Keşke Esad ve yakın çevresi Türkiye'yi zamanında dinleseydi, hem rejimini hem de ülkesini böylesi bir yıkımdan korusa, yüzbinlerce insan savaşta ölmese, milyonlarca insan yerinden edilmeseydi. O ne yazık ki reform ve demokrasi yerine şiddeti ve işkenceyi seçti. 8 Aralık akşamı da yolsuzluk ve uyuşturucu ticaretinden elde ettiği paralarıyla Rusya'ya kaçtı.
Rusya ise hemen dönüp yeni rejimle müzakerelere başladı. İran ve Hizbullah derseniz bu savaşın net kaybedeni oldu. İsrail kazançlı çıktı. Hizbullah ve Hamas'ın İran bağlantısının kesildiğini gördü, ayrıca değişimi fırsata çevirip yeni rejimin kullanabileceği tüm askeri imkanları yok etme yarışına girişti. Avrupa da mülteci baskısından kurtuldu.
Fakat bariz bir şekilde en kazançlı çıkan ülke Türkiye oldu. Bu kazancı da ABD tarafından, bizzat seçilmiş başkanının ağzından geçtiğimiz gün bir gazetecinin sorusuna verdiği cevap sırasında tescillendi. Türkiye sadece Suriye'nin geleceği üstündeki etkisini perçinlemekle kalmadı, güçlü bir aktör olduğunu kabüllendirdi.
Şimdi bunun politikaya tahvil edilmesi, PKK unsurlarının Fırat'ın doğusundan, daha doğrusu Suriye denkleminden çıkartılması gerekiyor. Dışişleri Bakanı Fidan'ın hemen her fırsatta dillendirdiği gibi Türkiye Kürtlere, hatta SDG'ye değil Suriye siyaseti üstündeki PKK ipoteğine karşı. Amerika'nın istemesi halinde bu ayrışmanın çok daha kolay yapılacağının da idrakinde.
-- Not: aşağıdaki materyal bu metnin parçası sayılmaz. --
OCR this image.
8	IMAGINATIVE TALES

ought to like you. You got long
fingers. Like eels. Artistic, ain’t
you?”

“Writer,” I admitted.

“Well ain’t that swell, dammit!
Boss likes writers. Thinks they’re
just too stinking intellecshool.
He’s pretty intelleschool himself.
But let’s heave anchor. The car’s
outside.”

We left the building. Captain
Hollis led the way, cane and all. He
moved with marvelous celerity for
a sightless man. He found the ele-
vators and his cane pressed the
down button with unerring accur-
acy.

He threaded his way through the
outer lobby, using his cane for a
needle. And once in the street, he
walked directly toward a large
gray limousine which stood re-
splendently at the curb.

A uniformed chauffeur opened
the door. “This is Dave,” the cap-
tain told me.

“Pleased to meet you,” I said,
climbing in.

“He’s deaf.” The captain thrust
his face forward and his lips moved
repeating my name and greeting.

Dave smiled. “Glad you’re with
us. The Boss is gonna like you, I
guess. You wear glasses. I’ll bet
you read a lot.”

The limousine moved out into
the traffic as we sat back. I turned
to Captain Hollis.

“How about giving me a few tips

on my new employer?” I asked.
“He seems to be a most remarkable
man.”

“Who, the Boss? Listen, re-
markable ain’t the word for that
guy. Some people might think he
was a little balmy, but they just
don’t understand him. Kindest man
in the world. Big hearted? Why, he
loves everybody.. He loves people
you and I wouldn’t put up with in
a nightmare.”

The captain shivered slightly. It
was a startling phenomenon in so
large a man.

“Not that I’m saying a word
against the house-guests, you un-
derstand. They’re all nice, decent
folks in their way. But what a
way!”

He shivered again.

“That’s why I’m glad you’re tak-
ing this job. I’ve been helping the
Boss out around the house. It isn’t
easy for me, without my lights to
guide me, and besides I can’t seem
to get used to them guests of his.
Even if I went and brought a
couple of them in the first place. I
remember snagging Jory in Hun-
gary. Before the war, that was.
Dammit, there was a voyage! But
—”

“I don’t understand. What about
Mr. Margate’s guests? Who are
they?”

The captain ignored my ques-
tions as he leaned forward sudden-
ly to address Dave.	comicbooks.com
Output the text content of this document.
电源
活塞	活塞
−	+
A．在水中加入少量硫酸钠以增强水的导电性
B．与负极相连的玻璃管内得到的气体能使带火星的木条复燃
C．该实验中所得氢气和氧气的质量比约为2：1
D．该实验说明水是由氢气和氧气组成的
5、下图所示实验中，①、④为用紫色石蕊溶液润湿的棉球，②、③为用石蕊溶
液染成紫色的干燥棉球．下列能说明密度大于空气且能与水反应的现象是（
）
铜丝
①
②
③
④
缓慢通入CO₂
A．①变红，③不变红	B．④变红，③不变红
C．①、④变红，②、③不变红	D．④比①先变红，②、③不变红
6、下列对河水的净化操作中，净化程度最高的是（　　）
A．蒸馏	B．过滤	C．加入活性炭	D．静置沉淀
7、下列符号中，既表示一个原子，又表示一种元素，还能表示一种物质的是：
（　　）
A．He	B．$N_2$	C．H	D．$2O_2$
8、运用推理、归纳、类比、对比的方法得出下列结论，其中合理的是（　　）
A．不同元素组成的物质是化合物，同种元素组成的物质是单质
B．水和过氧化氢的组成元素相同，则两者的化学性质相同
Amerika'nın iddiasıysa IŞİD'e karşı mücadelede SDG'ye dayandığı ve Türkiye'nin de SDG'nin PKK olduğuna inandığı yönünde. İlkine cevap bulmak kolay ancak ikincisini anlatmak, sorunun Türkiye'nin inandığından değil öyle olmasından kaynaklandığına muhataplarını ikna etmesi zor. Yıllardır deneniyor ama bu "anlatı" bir türlü değişmiyor.
Evet, resmi Amerika SDG'nin ana unsuru PYDYPG'nin PKK olmadığını söylemekten vazgeçti. Fakat basını vazgeçmedi. Hemen her haberde inançtan, iddiadan bahsediyorlar. Sanki PYDYPG PKK değilmiş de Türkiye öyle diyormuş gibi bir hava yaratıyorlar. Normalde kılı kırk yaran New York Times bile bir kez olsun Türkiye'nin söylediklerinde acaba doğruluk payı var mı diye araştırmadı.
Bu tutumda Türkiye algısının, dosttan çok hasım olarak görülmesinin katkısı olduğu gerçek. Bizim de değişmemiz, ihlaller yerine haklarla, hukukla anılmamız şart. Fakat aynı zamanda bunu bir iletişim başarısızlığı olarak görmemiz, ona göre tedbir almamız da gerekli. Belli ki daha fazla veriye, bu verilerin Batı basını, en azından onların Türkiye'deki temsilcileriyle paylaşmaya ihtiyaç var.
Ben, SDG'de kim PKK'lı, kim değil isim isim açıklayalım ya da mesela daha önce bu köşede yer verdiğim Teröre Karşı Savunma Mükemmeliyet Merkezi'nin (COE-DAT, Ankara) yıllık dergisi Defence Against Terrorism Review'da yer alan Andrew Self ve Jared Ferris'in PKK, PJAK ve PYD'nin aynı örgüt olduğunu, aynı merkezden yönetildiğini, sadece taktik özerkliğe sahip bulunduğunu anlatan makalesinden yararlanalım derim.